L’Iran a annoncé, ce lundi, la cessation de ses frappes contre Israël, après une nouvelle flambée de tensions marquée par des échanges directs de missiles entre les deux pays. Il s’agit de la première reprise des hostilités depuis l’entrée en vigueur du fragile cessez-le-feu du 8 avril dernier.

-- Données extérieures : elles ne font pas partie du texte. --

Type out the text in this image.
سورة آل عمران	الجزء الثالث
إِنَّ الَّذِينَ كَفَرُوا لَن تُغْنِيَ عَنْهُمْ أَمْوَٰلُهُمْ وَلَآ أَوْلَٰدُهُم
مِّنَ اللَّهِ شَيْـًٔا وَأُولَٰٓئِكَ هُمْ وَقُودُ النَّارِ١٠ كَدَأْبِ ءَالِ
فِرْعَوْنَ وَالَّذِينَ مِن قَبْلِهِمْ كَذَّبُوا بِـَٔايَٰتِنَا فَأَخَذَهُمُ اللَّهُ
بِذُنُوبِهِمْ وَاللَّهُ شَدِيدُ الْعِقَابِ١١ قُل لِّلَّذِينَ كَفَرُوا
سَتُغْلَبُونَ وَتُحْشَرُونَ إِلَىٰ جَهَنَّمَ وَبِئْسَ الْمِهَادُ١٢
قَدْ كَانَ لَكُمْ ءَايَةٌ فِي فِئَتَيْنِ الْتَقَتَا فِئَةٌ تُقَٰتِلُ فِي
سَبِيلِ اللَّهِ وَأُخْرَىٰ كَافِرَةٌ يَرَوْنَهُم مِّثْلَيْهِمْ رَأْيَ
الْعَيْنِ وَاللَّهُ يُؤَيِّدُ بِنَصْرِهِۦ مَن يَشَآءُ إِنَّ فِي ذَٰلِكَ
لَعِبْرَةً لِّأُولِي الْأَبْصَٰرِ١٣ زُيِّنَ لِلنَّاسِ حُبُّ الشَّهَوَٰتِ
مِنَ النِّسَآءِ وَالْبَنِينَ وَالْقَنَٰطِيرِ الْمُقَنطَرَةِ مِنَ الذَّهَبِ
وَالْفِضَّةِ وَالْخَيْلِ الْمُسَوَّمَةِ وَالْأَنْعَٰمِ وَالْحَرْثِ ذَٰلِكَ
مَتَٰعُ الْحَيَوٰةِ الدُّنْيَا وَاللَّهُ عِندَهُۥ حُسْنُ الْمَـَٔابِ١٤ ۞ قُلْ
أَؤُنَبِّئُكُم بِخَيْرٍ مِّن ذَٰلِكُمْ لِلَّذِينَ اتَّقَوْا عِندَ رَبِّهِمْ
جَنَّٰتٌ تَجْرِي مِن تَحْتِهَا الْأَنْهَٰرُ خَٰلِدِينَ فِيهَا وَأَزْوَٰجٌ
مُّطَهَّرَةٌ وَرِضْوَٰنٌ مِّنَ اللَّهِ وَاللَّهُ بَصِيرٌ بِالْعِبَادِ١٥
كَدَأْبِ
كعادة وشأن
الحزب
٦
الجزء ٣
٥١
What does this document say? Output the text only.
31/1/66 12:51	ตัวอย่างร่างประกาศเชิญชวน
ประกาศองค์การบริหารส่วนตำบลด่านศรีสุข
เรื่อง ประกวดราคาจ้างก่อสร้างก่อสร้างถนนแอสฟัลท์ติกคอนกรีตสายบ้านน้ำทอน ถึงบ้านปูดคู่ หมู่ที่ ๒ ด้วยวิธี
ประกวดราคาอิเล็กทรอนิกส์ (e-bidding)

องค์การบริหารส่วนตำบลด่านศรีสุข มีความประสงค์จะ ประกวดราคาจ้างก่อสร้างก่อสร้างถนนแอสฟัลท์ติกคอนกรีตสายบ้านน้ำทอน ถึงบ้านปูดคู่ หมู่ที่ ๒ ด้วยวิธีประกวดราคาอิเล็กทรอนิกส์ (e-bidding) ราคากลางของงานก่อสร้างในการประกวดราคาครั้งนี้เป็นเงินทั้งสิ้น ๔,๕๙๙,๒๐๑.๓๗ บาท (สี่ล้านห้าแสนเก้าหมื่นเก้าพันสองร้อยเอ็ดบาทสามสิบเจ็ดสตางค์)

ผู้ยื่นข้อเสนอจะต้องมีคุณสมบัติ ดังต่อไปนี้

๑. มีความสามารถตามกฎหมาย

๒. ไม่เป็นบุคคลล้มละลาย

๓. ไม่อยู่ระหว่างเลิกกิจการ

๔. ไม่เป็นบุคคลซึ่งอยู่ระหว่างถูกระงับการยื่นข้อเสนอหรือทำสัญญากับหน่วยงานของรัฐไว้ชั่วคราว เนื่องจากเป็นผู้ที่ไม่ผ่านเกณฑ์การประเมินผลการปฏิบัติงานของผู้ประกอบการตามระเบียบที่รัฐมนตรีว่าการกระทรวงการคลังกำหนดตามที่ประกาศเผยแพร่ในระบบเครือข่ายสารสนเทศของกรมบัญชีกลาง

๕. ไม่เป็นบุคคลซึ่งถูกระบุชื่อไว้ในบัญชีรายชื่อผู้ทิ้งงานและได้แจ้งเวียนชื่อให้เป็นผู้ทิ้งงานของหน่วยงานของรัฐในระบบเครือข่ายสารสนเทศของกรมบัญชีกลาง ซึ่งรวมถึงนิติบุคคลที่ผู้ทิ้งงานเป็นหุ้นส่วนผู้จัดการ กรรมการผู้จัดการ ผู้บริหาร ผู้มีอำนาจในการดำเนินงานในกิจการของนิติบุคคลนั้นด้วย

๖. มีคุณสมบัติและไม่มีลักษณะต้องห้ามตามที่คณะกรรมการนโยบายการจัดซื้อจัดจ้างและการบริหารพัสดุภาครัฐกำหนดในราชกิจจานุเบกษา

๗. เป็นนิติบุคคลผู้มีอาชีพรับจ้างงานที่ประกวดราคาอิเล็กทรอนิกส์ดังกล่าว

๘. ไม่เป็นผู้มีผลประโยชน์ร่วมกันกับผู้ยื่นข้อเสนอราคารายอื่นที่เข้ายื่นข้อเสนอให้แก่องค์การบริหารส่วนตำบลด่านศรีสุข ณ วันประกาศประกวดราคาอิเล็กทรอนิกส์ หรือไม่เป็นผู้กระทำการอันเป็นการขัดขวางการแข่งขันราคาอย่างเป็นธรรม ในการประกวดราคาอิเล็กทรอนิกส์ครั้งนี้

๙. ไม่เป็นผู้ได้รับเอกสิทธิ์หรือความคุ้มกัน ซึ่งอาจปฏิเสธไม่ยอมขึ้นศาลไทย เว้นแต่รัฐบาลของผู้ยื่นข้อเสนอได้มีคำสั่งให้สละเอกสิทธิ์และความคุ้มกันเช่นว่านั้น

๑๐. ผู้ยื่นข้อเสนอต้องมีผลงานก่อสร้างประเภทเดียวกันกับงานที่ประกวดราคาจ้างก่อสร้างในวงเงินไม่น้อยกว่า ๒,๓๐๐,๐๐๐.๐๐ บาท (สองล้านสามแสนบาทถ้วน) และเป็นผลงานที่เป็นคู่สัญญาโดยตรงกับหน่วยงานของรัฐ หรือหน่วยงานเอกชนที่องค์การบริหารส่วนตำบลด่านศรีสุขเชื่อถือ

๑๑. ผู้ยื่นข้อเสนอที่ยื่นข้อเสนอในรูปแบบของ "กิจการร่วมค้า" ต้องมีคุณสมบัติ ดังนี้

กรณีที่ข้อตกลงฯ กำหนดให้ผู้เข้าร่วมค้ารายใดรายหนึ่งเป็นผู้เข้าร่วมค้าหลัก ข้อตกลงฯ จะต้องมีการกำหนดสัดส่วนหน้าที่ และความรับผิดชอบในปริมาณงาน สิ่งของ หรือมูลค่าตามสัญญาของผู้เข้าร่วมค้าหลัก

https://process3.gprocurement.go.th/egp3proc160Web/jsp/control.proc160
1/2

Dans un communiqué, le commandement des forces armées iraniennes a indiqué avoir mené ce qu’il qualifie de « sévère riposte » à la suite du bombardement israélien de la banlieue sud de Beyrouth, fief du Hezbollah, mouvement allié de Téhéran. Les autorités militaires iraniennes estiment ainsi avoir répondu à l’attaque et annoncent, en conséquence, la fin de leur opération.
Toutefois, Téhéran prévient qu’il se réserve le droit de réagir avec davantage de fermeté en cas de nouvelles frappes israéliennes sur le territoire libanais.
Dans la foulée, le président iranien a affirmé que son pays demeurait disposé à poursuivre les négociations malgré les récents affrontements.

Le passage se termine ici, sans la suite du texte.